Mason Caperton and Scott Davis are consultants with Ventyx's Energy Advisers Group.
Who knew coal-supply issues in countries far away from U.S. markets could have a massive impact on domestic supply and pricing, helping to increase prices for Appalachian coal by 260 percent in the past year? Despite what might have appeared to be an isolated U.S. coal market, recent events throughout the globe, such as supply disruptions in Australia and South Africa and increasing demand in some Asian countries, have shown that U.S. markets indeed are a major part of the global coal economy. Countries like Australia, South Africa and China are major players in the global coal market on both the supply and the demand side, and while it may not have been seen before, their problems can ripple far beyond any country’s borders.

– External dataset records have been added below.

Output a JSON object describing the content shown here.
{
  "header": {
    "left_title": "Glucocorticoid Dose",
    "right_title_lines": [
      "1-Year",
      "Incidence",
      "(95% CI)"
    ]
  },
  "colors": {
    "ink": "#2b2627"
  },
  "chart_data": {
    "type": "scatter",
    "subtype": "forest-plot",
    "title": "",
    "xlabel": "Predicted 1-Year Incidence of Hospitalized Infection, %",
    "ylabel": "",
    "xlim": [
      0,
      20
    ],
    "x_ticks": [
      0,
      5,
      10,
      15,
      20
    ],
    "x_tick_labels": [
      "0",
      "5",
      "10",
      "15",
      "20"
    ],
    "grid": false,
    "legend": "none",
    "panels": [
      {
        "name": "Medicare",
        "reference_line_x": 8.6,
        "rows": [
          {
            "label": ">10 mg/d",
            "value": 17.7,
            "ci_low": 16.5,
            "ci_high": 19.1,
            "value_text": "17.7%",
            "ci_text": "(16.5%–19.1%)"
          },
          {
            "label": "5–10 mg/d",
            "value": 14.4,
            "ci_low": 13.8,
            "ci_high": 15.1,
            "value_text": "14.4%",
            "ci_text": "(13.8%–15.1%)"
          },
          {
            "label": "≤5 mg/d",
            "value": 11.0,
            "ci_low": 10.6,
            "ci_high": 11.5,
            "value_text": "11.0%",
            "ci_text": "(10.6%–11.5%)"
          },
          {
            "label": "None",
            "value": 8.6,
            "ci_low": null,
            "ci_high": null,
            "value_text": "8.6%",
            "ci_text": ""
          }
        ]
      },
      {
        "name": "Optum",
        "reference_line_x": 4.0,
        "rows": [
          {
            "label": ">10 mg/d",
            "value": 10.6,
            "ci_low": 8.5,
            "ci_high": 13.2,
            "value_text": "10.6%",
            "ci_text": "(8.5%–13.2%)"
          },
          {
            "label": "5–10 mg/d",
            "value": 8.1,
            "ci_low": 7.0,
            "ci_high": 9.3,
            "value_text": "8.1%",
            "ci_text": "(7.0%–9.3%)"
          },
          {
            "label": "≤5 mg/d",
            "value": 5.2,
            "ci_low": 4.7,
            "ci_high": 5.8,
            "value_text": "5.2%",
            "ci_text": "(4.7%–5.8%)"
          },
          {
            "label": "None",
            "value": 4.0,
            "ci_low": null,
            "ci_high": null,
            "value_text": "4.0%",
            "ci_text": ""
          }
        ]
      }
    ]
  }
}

The global seaborne coal market naturally divides into the Atlantic and Pacific markets. Historically, there has been little supply competition between the two. The Pacific market’s largest coal suppliers are Australia, Indonesia and China. Australia exported approximately 215 million tons of coal into the Pacific market in 2006. Indonesia exported 130 million tons into this market, while China exported 77 million tons. All three countries are major suppliers of the Pacific market and only recently have supply disruptions from these sources been shown to have a major impact on global coal economics.